All of which is to say that by the time the film flips the switch to your standard biopic it’s all the more disappointing considering how strong the film had been prior. Happy endings are all well and good but Green went for the safe route in tying everything together too neatly to feel like honest payoff from the hour or so worth of material we’d watched leading up to the finale. The first half of the film is messy, sometimes ugly, and tragically raw in how it depicts Bauman and his enabling family. His mother is written to showcase both her adoration for her son and the way she sees his recent spotlight for his trauma as a way to dig her nails in further. Bauman himself is written to be a frustrating character, one who so often is at fault for not looking around him and recognizing the support team he has on his side.

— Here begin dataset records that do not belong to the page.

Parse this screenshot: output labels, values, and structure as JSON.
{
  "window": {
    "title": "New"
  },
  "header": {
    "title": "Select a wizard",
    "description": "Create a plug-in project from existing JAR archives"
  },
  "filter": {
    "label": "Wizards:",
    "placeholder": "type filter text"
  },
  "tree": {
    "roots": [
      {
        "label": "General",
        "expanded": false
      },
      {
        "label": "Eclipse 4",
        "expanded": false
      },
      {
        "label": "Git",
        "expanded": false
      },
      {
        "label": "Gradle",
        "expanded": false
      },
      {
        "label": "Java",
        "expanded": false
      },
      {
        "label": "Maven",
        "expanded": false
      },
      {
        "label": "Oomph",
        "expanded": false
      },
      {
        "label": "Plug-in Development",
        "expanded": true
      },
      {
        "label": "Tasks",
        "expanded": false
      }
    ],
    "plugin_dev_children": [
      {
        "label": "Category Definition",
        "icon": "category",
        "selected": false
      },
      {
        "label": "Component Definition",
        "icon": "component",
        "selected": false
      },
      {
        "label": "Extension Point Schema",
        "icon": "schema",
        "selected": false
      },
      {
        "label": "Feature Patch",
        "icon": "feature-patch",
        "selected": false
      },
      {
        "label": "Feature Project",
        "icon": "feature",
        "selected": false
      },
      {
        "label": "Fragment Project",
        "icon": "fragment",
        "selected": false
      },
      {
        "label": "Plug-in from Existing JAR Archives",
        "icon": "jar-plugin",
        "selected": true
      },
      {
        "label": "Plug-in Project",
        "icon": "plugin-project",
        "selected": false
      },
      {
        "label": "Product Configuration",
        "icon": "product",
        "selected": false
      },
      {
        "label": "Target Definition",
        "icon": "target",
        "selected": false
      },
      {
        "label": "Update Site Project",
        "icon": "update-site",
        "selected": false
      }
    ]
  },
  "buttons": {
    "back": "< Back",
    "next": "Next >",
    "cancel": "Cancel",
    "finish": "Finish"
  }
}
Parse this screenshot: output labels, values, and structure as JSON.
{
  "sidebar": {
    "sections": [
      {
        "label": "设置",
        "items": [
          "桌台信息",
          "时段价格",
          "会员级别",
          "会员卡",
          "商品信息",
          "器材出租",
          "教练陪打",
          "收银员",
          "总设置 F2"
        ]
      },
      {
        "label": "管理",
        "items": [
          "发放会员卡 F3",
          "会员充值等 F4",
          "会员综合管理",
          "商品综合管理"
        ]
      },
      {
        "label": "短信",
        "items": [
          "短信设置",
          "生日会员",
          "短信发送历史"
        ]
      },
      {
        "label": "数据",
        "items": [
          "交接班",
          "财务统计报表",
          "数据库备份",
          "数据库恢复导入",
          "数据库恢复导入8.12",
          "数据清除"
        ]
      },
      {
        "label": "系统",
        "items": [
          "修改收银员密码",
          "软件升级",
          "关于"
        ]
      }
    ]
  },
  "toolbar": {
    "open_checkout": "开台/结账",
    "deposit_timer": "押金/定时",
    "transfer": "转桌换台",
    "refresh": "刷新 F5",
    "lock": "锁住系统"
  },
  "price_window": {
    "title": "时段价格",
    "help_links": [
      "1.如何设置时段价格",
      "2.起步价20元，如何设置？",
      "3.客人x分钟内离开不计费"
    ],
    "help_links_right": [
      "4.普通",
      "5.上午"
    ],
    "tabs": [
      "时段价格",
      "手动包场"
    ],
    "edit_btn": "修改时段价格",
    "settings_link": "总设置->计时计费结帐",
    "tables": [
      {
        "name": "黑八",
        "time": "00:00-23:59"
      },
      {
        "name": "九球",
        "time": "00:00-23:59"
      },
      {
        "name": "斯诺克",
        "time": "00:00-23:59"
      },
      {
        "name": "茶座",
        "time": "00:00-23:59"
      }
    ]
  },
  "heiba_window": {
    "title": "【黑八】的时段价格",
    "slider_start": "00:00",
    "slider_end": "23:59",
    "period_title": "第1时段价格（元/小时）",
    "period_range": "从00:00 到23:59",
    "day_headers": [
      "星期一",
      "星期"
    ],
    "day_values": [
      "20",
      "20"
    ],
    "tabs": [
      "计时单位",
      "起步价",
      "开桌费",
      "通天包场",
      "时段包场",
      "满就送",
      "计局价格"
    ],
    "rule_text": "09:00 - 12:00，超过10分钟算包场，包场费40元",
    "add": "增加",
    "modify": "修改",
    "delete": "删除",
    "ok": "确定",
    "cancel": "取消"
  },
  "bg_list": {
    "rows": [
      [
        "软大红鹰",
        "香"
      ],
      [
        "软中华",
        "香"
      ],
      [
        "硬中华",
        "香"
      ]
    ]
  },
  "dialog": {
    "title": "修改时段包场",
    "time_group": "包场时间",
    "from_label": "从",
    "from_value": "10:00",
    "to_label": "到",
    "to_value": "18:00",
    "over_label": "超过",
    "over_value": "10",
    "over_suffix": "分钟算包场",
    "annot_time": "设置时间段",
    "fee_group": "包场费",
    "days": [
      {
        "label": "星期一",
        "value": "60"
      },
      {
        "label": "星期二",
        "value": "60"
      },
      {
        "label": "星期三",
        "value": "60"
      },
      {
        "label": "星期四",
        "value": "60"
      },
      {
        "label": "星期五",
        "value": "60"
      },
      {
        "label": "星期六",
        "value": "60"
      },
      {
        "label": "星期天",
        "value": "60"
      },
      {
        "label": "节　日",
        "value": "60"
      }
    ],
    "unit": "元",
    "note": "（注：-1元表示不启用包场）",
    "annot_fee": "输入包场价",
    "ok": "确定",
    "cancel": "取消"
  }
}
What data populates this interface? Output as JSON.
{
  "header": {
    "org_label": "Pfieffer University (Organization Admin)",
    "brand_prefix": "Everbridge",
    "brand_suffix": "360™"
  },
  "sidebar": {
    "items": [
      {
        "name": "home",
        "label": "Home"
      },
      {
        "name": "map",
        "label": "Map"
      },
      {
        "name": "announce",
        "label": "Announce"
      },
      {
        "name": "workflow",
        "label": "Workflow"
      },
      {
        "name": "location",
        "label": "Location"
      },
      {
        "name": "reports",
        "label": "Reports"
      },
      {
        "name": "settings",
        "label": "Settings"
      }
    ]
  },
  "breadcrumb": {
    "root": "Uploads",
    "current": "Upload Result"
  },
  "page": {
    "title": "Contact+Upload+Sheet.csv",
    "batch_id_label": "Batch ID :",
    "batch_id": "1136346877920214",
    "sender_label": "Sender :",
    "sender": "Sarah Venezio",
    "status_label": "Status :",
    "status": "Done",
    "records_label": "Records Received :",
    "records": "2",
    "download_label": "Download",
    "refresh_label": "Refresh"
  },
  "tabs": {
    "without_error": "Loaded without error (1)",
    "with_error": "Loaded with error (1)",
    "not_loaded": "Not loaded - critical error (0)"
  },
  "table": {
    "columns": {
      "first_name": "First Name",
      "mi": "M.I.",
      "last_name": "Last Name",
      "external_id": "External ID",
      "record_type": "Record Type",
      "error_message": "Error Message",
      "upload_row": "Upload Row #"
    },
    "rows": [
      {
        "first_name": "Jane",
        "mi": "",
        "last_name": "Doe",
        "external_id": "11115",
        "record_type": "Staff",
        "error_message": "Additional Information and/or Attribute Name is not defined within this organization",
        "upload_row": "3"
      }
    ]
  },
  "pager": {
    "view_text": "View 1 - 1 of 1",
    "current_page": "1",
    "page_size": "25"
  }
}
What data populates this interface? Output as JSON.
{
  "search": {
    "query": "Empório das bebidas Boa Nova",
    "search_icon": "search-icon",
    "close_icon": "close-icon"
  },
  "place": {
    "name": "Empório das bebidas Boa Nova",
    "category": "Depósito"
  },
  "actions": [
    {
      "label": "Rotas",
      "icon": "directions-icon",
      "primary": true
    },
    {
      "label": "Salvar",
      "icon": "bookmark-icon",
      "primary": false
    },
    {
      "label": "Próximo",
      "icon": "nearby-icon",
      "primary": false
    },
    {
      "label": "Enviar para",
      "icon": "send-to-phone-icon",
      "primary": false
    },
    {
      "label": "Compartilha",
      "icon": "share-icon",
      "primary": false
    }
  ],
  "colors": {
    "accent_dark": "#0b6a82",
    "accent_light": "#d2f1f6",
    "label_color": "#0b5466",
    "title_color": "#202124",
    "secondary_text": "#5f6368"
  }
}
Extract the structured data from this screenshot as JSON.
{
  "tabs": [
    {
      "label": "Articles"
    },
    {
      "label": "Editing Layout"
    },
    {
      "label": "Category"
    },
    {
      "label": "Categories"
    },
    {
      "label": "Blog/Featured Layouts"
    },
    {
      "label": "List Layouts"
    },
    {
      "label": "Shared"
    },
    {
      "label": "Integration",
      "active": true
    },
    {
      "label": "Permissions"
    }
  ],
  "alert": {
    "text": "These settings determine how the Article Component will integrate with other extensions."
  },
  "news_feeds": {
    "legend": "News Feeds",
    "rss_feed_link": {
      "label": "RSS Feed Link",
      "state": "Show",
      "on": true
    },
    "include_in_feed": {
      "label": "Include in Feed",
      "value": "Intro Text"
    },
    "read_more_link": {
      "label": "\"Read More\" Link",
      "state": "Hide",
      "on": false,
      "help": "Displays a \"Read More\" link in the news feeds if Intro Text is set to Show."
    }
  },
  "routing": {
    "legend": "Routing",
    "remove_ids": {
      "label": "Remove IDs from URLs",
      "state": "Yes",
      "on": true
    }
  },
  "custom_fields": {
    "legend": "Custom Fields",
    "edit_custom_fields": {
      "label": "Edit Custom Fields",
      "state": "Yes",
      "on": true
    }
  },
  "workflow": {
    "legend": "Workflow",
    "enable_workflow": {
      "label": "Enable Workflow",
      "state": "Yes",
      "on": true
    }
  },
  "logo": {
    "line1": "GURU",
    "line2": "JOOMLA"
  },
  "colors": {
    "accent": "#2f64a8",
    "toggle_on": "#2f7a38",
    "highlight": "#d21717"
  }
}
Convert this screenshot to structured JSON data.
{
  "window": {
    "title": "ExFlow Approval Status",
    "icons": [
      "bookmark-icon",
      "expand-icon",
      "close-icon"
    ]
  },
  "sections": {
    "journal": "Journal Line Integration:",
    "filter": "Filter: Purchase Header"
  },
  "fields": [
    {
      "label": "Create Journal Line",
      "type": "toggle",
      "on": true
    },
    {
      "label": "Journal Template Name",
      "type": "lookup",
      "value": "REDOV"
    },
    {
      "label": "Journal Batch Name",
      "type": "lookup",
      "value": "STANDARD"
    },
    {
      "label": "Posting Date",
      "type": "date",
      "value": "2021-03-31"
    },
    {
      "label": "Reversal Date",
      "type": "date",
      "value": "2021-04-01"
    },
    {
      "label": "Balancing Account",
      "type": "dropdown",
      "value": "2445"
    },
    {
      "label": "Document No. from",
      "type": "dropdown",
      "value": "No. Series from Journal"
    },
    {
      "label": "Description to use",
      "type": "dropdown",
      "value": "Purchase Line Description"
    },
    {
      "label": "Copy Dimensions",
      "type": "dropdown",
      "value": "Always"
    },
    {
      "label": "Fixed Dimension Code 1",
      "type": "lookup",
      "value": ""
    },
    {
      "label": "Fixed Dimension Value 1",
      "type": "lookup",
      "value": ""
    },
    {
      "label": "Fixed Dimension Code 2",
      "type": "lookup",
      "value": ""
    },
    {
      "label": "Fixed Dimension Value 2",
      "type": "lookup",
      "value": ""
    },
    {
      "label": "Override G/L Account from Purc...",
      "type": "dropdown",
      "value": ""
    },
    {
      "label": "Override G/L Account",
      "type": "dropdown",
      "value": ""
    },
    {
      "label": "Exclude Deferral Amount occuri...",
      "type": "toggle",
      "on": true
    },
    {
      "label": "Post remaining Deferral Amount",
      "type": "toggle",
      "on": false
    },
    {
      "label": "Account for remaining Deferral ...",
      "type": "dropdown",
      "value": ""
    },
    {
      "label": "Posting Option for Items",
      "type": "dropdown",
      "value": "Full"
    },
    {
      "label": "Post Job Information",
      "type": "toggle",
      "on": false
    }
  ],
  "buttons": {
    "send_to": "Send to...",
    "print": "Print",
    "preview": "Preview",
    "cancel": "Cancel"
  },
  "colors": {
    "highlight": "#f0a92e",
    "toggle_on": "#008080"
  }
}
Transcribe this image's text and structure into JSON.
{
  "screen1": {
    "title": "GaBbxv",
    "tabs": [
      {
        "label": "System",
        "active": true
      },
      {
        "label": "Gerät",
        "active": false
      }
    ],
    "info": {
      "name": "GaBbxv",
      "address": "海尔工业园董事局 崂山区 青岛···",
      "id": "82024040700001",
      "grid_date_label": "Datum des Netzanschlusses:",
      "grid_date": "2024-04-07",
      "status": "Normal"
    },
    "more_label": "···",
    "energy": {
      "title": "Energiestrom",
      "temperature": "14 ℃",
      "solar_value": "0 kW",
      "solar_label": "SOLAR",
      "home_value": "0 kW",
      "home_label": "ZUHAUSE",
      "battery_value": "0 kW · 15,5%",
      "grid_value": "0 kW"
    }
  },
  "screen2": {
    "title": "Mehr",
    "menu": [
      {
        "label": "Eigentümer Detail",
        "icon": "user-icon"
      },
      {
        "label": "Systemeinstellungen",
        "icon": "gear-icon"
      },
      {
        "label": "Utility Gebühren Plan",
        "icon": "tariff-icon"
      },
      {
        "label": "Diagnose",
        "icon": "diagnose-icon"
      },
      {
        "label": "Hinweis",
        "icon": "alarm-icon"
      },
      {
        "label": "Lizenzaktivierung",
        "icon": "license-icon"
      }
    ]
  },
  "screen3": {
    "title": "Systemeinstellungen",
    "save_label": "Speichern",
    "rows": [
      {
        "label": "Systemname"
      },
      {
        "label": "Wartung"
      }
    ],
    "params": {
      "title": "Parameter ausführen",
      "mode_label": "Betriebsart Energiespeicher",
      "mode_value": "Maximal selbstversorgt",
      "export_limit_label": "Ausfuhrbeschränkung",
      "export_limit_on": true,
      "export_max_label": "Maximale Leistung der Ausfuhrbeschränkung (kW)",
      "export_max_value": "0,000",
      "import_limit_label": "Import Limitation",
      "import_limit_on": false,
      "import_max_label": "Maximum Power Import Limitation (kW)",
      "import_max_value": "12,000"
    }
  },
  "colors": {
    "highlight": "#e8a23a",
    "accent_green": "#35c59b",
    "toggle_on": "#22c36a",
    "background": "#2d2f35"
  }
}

And that’s fine because it’s what makes the film interesting. They feel like people we know, as we should, since they’re based on real people. Everything from the locations to the styling to, especially, the set design gave it a sense of familiarity which added pathos to the overall affair. There are pictures in the Bauman house that decorate the walls of my grandparents’ apartment in Revere. The way the family argue and raise their voices to climb messily over the others, the way they arrive in a pack rather than alone and how every comment could instigate a fight, but every fight is quickly shrugged off with affection all adds up to something that breathes complexity and nuance into the characters.
It’s a shame then that the film suffers from the ill-advised tone reversal of the last thirty minutes and a wonky script that leans too heavily on making sure the audience realizes that they’re all just working class, ordinary guys that we should relate to. Adapted by Brett Witter, the script fails the performers when it becomes too heavy handed. This is highlighted in moments between Jeff and his friends and montage or flashback sequences that relay imagery to drive home a point that’s already been made.
Maslany is solid in her role, though it’s hard not to wish she’d been given more to do, especially since there are moments where it truly is as much her story as it is Jeff’s. Richardson is also wonderful, allowing just enough warmth to transpire through her performance so that we don’t end up looking at her as an antagonist of the story.
Gyllenhaal is, of course, tremendous in the leading role, committing fully to the lack of vanity and fully controlled physicality the character required. Increasingly becoming a chameleon of an actor, he plays Jeff which just enough aw-shucks charm, easy confidence pre-accident, and pent up despair and dark humor after to create a lively and intriguing performance onscreen. The film lives and breathes through his take and he doesn’t disappoint.
Green, however, does, sanding down the edgier aspects of the film for something tidy. Based on events that would shape the city and the lives within it, the film is suitably small in nature in its intimate look at one man’s tragedy and then following triumph. The biggest events in our lives, the ones that shape us, are simultaneously what we choose to hold close to our hearts, but also the ones that feel like the most definitive. When Stronger is at its best it understands that the personal can be also be universally profound.